Assistant Director of the War Trade Department
- In office 1915 – March 1919

Solicitor to HM Customs and Excise
- In office 1909–1913

Solicitor to HM Customs
- In office 1903–1909

Assistant Solicitor to the Board of Inland Revenue
- In office 1890–1903

Personal details
- Born: Nathaniel Joseph Highmore 13 November 1844 Sherborne, Dorset, England
- Died: 16 April 1924 (aged 79)
- Occupation: Barrister

= Nathaniel Highmore (barrister) =

British civil servant and government barrister

Sir Nathaniel Joseph Highmore (13 November 1844 – 16 April 1924) was a senior British civil servant and government barrister.

Highmore was born in Sherborne, Dorset, the son of William Highmore MP, and was educated at Sherborne School. He joined the Inland Revenue at the age of 20, was called to the Bar, and became Assistant Solicitor to the Inland Revenue in 1890. In 1903 he became Solicitor to HM Customs and in 1909 Solicitor to HM Customs and Excise. He retired in 1913.

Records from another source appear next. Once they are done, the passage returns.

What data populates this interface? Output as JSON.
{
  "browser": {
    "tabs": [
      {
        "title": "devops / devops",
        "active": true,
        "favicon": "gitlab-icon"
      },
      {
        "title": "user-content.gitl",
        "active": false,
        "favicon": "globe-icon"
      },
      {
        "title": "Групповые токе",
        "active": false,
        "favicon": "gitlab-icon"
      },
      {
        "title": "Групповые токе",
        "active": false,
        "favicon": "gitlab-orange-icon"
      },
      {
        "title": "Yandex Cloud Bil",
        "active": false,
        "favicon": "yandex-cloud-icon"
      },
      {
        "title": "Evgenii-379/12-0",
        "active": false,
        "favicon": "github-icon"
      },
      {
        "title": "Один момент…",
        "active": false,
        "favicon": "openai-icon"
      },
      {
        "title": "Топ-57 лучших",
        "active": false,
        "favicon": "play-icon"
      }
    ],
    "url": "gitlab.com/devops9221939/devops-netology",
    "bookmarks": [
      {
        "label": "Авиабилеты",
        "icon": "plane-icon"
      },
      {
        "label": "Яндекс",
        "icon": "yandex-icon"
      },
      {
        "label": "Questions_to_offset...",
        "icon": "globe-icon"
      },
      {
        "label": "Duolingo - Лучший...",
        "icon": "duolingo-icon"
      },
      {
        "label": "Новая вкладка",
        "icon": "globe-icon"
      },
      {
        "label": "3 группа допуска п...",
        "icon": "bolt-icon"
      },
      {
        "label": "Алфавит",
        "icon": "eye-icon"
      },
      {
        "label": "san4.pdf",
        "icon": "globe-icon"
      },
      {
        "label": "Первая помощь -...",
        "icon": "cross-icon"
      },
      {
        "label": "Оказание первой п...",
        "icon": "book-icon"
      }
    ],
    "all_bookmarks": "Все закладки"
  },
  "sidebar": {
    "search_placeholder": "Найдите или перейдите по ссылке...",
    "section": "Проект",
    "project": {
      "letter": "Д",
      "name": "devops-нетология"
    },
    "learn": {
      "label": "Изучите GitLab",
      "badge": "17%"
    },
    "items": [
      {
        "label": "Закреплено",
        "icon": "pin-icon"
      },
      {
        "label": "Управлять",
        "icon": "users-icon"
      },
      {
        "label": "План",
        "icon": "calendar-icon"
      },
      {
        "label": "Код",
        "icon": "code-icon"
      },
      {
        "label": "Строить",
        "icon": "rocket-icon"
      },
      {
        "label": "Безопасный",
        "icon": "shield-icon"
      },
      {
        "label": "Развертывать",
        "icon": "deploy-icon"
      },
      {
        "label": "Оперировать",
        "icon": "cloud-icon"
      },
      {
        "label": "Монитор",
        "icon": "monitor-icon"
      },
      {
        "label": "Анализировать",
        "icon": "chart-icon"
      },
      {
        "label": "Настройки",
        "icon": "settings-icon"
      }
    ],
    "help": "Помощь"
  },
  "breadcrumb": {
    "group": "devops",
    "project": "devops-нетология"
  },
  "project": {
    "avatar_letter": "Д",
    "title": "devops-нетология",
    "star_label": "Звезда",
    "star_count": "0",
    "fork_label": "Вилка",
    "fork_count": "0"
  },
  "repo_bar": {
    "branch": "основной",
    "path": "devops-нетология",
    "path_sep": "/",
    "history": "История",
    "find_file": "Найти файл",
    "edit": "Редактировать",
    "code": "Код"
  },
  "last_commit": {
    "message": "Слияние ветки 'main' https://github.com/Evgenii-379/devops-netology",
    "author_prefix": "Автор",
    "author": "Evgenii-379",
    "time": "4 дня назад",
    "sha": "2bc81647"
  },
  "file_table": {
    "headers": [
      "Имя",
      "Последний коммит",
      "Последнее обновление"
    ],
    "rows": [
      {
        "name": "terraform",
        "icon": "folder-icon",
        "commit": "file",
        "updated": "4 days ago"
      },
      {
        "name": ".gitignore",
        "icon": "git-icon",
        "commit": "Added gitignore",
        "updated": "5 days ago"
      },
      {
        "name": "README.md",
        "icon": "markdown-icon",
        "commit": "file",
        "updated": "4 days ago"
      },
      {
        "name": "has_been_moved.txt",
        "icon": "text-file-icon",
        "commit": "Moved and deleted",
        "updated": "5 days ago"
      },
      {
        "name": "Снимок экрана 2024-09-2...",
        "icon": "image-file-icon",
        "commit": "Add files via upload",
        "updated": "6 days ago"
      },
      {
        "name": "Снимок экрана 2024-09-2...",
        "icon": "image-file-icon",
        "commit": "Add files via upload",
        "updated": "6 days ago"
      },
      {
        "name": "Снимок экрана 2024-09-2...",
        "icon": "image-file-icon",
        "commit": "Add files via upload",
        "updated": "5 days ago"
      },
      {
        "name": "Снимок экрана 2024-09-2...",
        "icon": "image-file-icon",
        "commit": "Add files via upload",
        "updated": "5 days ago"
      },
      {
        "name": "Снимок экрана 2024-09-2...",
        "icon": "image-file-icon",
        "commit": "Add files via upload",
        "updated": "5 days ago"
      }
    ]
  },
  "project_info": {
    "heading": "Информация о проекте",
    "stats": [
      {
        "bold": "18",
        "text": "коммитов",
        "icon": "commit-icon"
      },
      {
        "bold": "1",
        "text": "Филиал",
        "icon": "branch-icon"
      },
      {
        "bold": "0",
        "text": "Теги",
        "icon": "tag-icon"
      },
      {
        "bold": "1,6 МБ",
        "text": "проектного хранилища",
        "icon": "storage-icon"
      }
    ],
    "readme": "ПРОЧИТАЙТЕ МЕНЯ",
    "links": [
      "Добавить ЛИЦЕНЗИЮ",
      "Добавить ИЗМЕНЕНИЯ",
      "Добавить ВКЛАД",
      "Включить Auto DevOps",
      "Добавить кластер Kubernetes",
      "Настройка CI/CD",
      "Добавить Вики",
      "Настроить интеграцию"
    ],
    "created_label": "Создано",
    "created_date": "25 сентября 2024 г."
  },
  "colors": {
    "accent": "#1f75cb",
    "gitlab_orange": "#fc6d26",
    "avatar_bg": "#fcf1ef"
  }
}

On the outbreak of the First World War in 1914, Highmore returned to government service as the representative of the Board of Customs and Excise on the Committee on Trading with the Enemy. From 1915 to its abolition in March 1919 he was Secretary and Assistant Director of the War Trade Department.

Highmore was knighted in 1907 and appointed Knight Commander of the Order of the Bath (KCB) on his retirement in 1913. He was appointed Knight Grand Cross of the Order of the British Empire (GBE) in the 1920 civilian war honours for his services with the War Trade Department.